Dienstag, 16. Mai 2023

Kardinäle Roche und Cantalamessa: Die Messe von Paul VI. entspricht einer neuen Theologie

 


Gastbeitrag von José Antonio Ureta

Die Kardinäle Arthur Roche und Raniero Cantalamessa anerkannten indirekt (vielleicht unbeabsichtigt), was Kritiker des Novus Ordo Missae von Paul VI. seit über fünfzig Jahren sagen: Der neue Ritus entspricht einer neuen Theologie, die „sowohl im Ganzen als auch in ihren Einzelheiten eine bemerkenswerte Aussage darstellt.“ Die Neue Messe entspricht nicht der katholischen Theologie der Messe, wie sie in der 22. Sitzung des Konzils von Trient formuliert wurde.“[1]

Als britische Landsleute am 19. März 2023 im BBC-Radio die Einschränkungen der Feier des traditionellen lateinischen Ritus in Frage stellten, erklärte Kardinal Roche, Präfekt des Dikasteriums für den Gottesdienst: „Sie wissen, dass sich die Theologie der Kirche verändert hat. Während zuvor der Priester aus einer gewissen Entfernung das gesamte Volk vertrat. Es wurde gewissermaßen durch diese Person kanalisiert, der die Messe alleine zelebrierte. Nicht nur der Priester zelebriert die Liturgie, sondern auch diejenigen, die mit ihm getauft wurden. Und das ist eine enorme Aussage.“ [2]

Einige Tage später, während der vierten Fastenpredigt für die Römische Kurie, sagte Kardinal Cantalamessa, Prediger des Päpstlichen Hauses:

Die katholische Liturgie erlebte einen Wandel von einer Handlung mit starker sakraler und priesterlicher Prägung hin zu einer eher gemeinschaftlichen und mitwirkenden Handlung, bei der das ganze Volk Gottes seinen Teil hat und jeder seinen eigenen Dienst hat. ...

... Am Anfang der Kirche und in den ersten drei Jahrhunderten war die Liturgie wirklich eine „Liturgie“, das heißt das Handeln des Volkes (laos – Volk – gehört zu den etymologischen Bestandteilen des Wortes leitourgia). Aus dem heiligen Justin, aus der Traditio Apostolica des heiligen Hippolytus und anderen Quellen dieser Zeit erhalten wir eine Vision der Messe, die der reformierten von heute sicherlich näher kommt als der der Jahrhunderte, die hinter uns liegen. Was ist passiert? Die Antwort ist ein unangenehmes Wort, an dem wir jedoch nicht vorbeikommen: Klerikalisierung! In keinem anderen Bereich war es auffälliger als in der Liturgie.

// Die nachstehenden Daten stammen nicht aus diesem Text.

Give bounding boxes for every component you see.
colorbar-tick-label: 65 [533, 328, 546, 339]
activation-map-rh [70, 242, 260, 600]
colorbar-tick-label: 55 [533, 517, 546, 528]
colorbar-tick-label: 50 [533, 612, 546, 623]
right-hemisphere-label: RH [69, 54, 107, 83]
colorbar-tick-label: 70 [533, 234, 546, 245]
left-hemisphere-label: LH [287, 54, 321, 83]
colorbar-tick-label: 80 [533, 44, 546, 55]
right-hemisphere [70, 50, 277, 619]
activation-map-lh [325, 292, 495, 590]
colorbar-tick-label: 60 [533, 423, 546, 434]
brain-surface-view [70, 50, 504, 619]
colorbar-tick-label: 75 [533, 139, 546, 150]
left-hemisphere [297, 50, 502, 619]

Der christliche Gottesdienst und insbesondere das eucharistische Opfer erlebten sowohl im Osten als auch im Westen einen raschen Wandel von einer Handlung des Volkes zu einer Handlung des Klerus. [3]

Entspricht es dem katholischen Dogma, zu sagen, dass das eucharistische Opfer eine Handlung des Volkes sei und dass es durch unzulässige „Klerikalisierung“ zu einer Handlung des Klerus geworden sei? Nein, es entspricht nicht. In der Heiligen Messe ist der Zelebrant nicht nur „Vorsitzender der Versammlung“, sondern der einzige sacerdos, der das Opfer in persona Christi darbringt.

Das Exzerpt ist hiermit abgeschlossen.